Classification - BCP 47 (IETF Language Tag)
List of Languages BCP 47 IETF Language Tag
Ownership
Published and maintained by the Internet Engineering Task Force (IETF), which describes itself as the “premier Internet standards organization. It follows open and well-documented processes for setting these standards. Once published, those standards are made freely available.” (IETF | Internet standards)
Governance Structure
(IETF | Standards process ; IETF Structure and Internet Standards Process)
- Volunteer based. The entire org contains mostly volunteer with some positions that are paid (secretary, etc.) or semi-paid. Expresses are sometimes covered through donation, etc.
- Peer reviews with representatives from different entities and individuals
- No member and no due; mostly donation based.
- Positions are selected by a nomination committee
- Contributors would submit proposal of standards to be reviewed by Area Directors
- Mode of communication = mostly on mailing list with opportunities of inputs from industry groups and internet users.
Resource Specified
For this example, it concerns with the (Language localisation – Wikipedia; Information on BCP 47 » RFC Editor (rfc-editor.org))
It is a best practice published as a guideline for the internet community, namely
- Entities publishing software and services related to web documents
- Content creators publishing web content
- Content consumers consuming web content
To classify the language for web content.
Examples
- Canadian English = en-CA (ISO language code for English; ISO country code for Canada)
- Canadian French = fr-CA
- Chinese used in Hong Kong = zh-Hant (Traditional Chinese) or zh-HK (Hong Kong Chinese, implying it uses the traditional character set); I have seen the use of zh-Hant-HK as well
Reusing the Examples
- It is the same example as the previous exercise but it describes a different aspect of the BCP 47 specification.

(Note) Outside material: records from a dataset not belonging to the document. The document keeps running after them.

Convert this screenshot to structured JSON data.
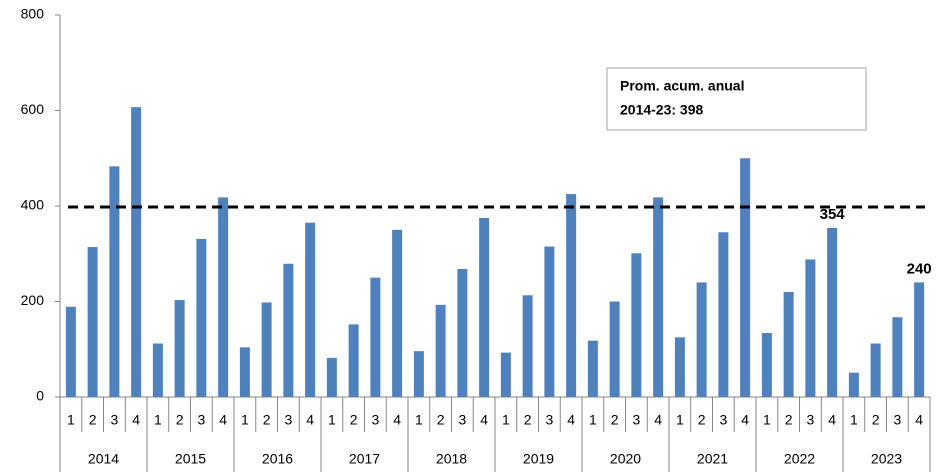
{
  "chart_data": {
    "type": "bar",
    "groups": [
      "2014",
      "2015",
      "2016",
      "2017",
      "2018",
      "2019",
      "2020",
      "2021",
      "2022",
      "2023"
    ],
    "categories": [
      "1",
      "2",
      "3",
      "4",
      "1",
      "2",
      "3",
      "4",
      "1",
      "2",
      "3",
      "4",
      "1",
      "2",
      "3",
      "4",
      "1",
      "2",
      "3",
      "4",
      "1",
      "2",
      "3",
      "4",
      "1",
      "2",
      "3",
      "4",
      "1",
      "2",
      "3",
      "4",
      "1",
      "2",
      "3",
      "4",
      "1",
      "2",
      "3",
      "4"
    ],
    "values": [
      189,
      314,
      483,
      607,
      112,
      203,
      331,
      418,
      104,
      198,
      279,
      365,
      82,
      152,
      250,
      350,
      96,
      193,
      268,
      375,
      93,
      213,
      315,
      425,
      118,
      200,
      301,
      418,
      125,
      240,
      345,
      500,
      134,
      220,
      288,
      354,
      51,
      112,
      167,
      240
    ],
    "value_labels": [
      null,
      null,
      null,
      null,
      null,
      null,
      null,
      null,
      null,
      null,
      null,
      null,
      null,
      null,
      null,
      null,
      null,
      null,
      null,
      null,
      null,
      null,
      null,
      null,
      null,
      null,
      null,
      null,
      null,
      null,
      null,
      null,
      null,
      null,
      null,
      "354",
      null,
      null,
      null,
      "240"
    ],
    "color": "#4f81bd",
    "reference_line": 398,
    "annotation": [
      "Prom. acum. anual",
      "2014-23: 398"
    ],
    "ylim": [
      0,
      800
    ],
    "yticks": [
      0,
      200,
      400,
      600,
      800
    ],
    "grid": false
  }
}
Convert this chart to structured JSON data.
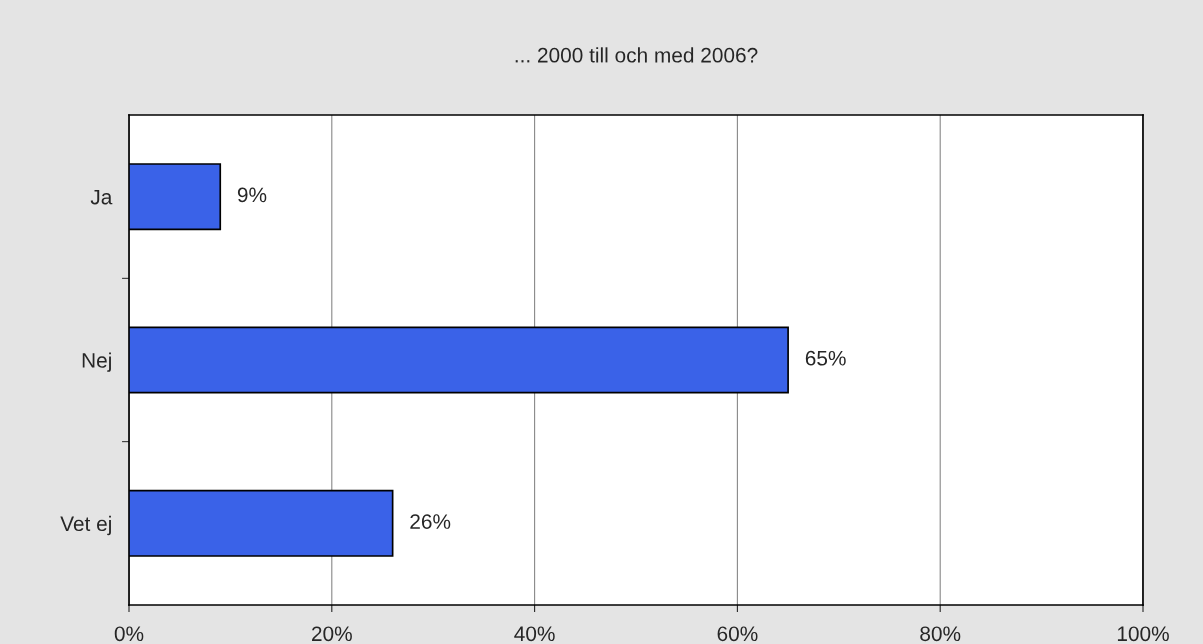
{
  "chart_data": {
    "type": "bar",
    "orientation": "horizontal",
    "title": "... 2000 till och med 2006?",
    "categories": [
      "Ja",
      "Nej",
      "Vet ej"
    ],
    "values": [
      9,
      65,
      26
    ],
    "value_labels": [
      "9%",
      "65%",
      "26%"
    ],
    "color": "#3a62e8",
    "xlim": [
      0,
      100
    ],
    "xticks": [
      {
        "value": 0,
        "label": "0%"
      },
      {
        "value": 20,
        "label": "20%"
      },
      {
        "value": 40,
        "label": "40%"
      },
      {
        "value": 60,
        "label": "60%"
      },
      {
        "value": 80,
        "label": "80%"
      },
      {
        "value": 100,
        "label": "100%"
      }
    ],
    "grid": "x",
    "legend": false
  }
}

- This example is concerned with the use of the controlled vocabulary–the available valid options–in the specification.
Analysis
Strengths
- Simple to understand and use
- Built upon other widely used standards maintained by ISO
- Widely adopted with strong supports from communities
- Country + Language combo works perhaps 90% of the time
- 2nd level is optional; en = English without a country specified
Weakness
- It is mostly for written languages; it doesn’t deal with spoken languages in rich media (e.g., video, etc.) as well as it does not represent dialects or accents, especially for countries with fragmented populations of minority culture and dialects
- Only 2 levels: country – and language; it might not handle more complicated hierarchical /regional structure; workaround could and sometimes create ambiguity
- Example: Hong Kong and Taiwan both uses the traditional Chinese character set; it is acceptable to set the content to zh-Hant to indicate the content is in Traditional Chinese (and suitable for viewing by readers from both Hong Kong and Taiwan), but it doesn’t indicate the culture. One could use zh-Hant-HK but it would break the simple and easy to understand consistency. These workarounds are also sometimes not universally supported
- Relatively less frequently used languages, including indigenous languages, dialect, sub country regions as theses cannot be expressed in the system
- Non-binding nature
- It is a recommendation that most will follow in good faith but not all the case
- Implementation and usages are optional at the discretion of users
- Competing or obsolete standards
- Some companies / content creators might opt for different / older standards
- Standards and best practices evolve; it is costly for companies to keep up to date; old content might not be re-tagged based on new standards
- Loose enforcement of standards
- For web content, it is up to the content creator to self-tag the content with the proper language tag
- e., tagging Canadian French content as British English might confuse users / external software but there is no process to ensure accuracy or consistency
- For web content, it is up to the content creator to self-tag the content with the proper language tag
Likeliness to Encounter
- Very likely as any webpages is a candidate for classification
- Browsers use the language code to detect the language or content to offer services such as Translation, etc.
- I will very likely be implementing these as content publisher and software developer
I think there is some confusion re: this being a discussion of multiple standards. The BCP 47 is specifically designed to work with other already published standards such as the HTML specification and ISO-3166 country code standards, and it inherits many of the same limitations of these standards. For this particular example, we are looking only at the controlled vocabulary aspect of the standard.
For instance, the valid value of a language must use one of the recognized language and recognized ISO country. As one may see, the controlled vocabulary enjoys many of the strengths of the specification but also suffers many of its weaknesses at the same time.